The movie is very well paced. There is never a time when one is bored, tired of it,or wishing it would hurry up and end. It is an excellent film.  However, my one quibble is the fact that it is about children who are set up to kill one another.  I do not like that as a plot of a movie which reminded me of Blue Lagoon with Brook Shields whose unhappy ending was about red berries instead of blue and which did end with their death, or The Lottery, a short story by Shirley Jackson, about a woman chosen to diie in the same kind of sacrifical lamb tradition.  No matter how well made the movie, the story line is dreadful.  Especially in a time when we are dealing with children who are killing each other in schools across America and around the world.  To make a movie that does not really glorify killing but does not condemn it has not really made me like or recommend the movie.  It is an excellent movie with a good cast of characters.  You meet them on the second dvd which does describe how the movie was made.

It is nice for girls to have a heroine but frankly, she is removed from any of the real action so that the film is about a loner who avoids death by staying out of the battles.  Once she is able to get a bow and arrow, she shows some ability as a survivor but she is seldom ever aggressively seeking an enemy to kill.  She and her first encounter both decide to let each other go.  She runs from everyone and without her young friend Rue she would never have found the beehive...without her partner from her district she would have been killed by Cato and his gang...her partner talked them into letting her stay up in the tree while they caught some sleep.  Not a very heroic heroine after all.

In the end, she is saved by those who liked her, and only one of them survived.  It is a strange movie showing that her gutsy entry into the battle did not really ever follow through until the last scene where she clearly challenges the authorities by nearly committing suicide.  She was banking on the fact that they would not let them die and she won that time round.

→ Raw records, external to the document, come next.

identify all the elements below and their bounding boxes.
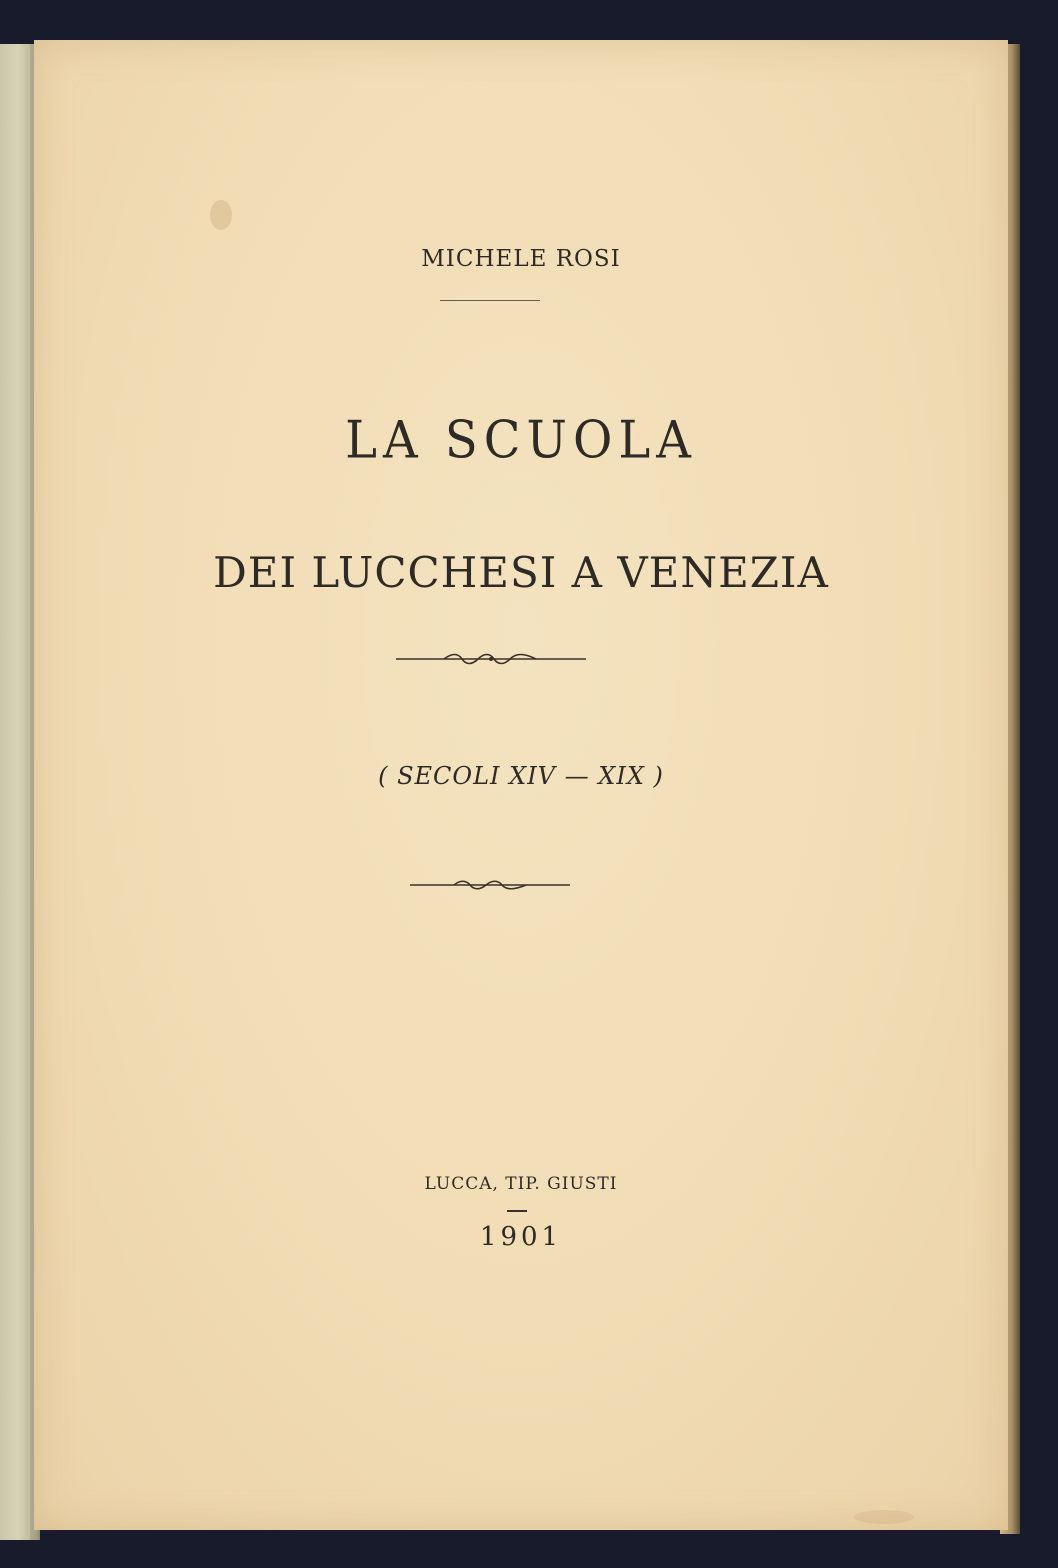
- title-page: [34, 40, 1008, 1530]
- author-rule: [440, 300, 540, 301]
- publication-year: 1901: [479, 1222, 563, 1252]
- flourish-ornament-2: [410, 878, 570, 892]
- title-line-2: DEI LUCCHESI A VENEZIA: [213, 548, 829, 597]
- foxing-spot: [854, 1510, 914, 1524]
- imprint-rule: [507, 1210, 527, 1212]
- flourish-ornament-1: [396, 652, 586, 666]
- author-name: MICHELE ROSI: [421, 246, 621, 272]
- publisher-imprint: LUCCA, TIP. GIUSTI: [424, 1174, 618, 1194]
- title-line-1: LA SCUOLA: [345, 409, 697, 471]
- foxing-spot: [210, 200, 232, 230]
- subtitle-centuries: ( SECOLI XIV — XIX ): [378, 762, 664, 790]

I liked the film because it showed great pieces of forest land in North Carolina.  Since my book is about Alexander's learning how to survive in forests, it appealed to me and helped me to think through some of my scenes.  Oddly enough, in this movie, Alexander Ludwig plays Cato...I am sure that is his stage name...I saw a lot of potential ripping off my book on Alexander but in the end, it probably helped me rather than hurt me.

My first draft was written as a piece of entrapment also...I am always aware that I can be ripped off and I always try to find a way to know if I have been or not.  The dvd did come through for me in a way that surprised me.  Gary Ross is a great director and writer. I respect him.  That is all I can say for now.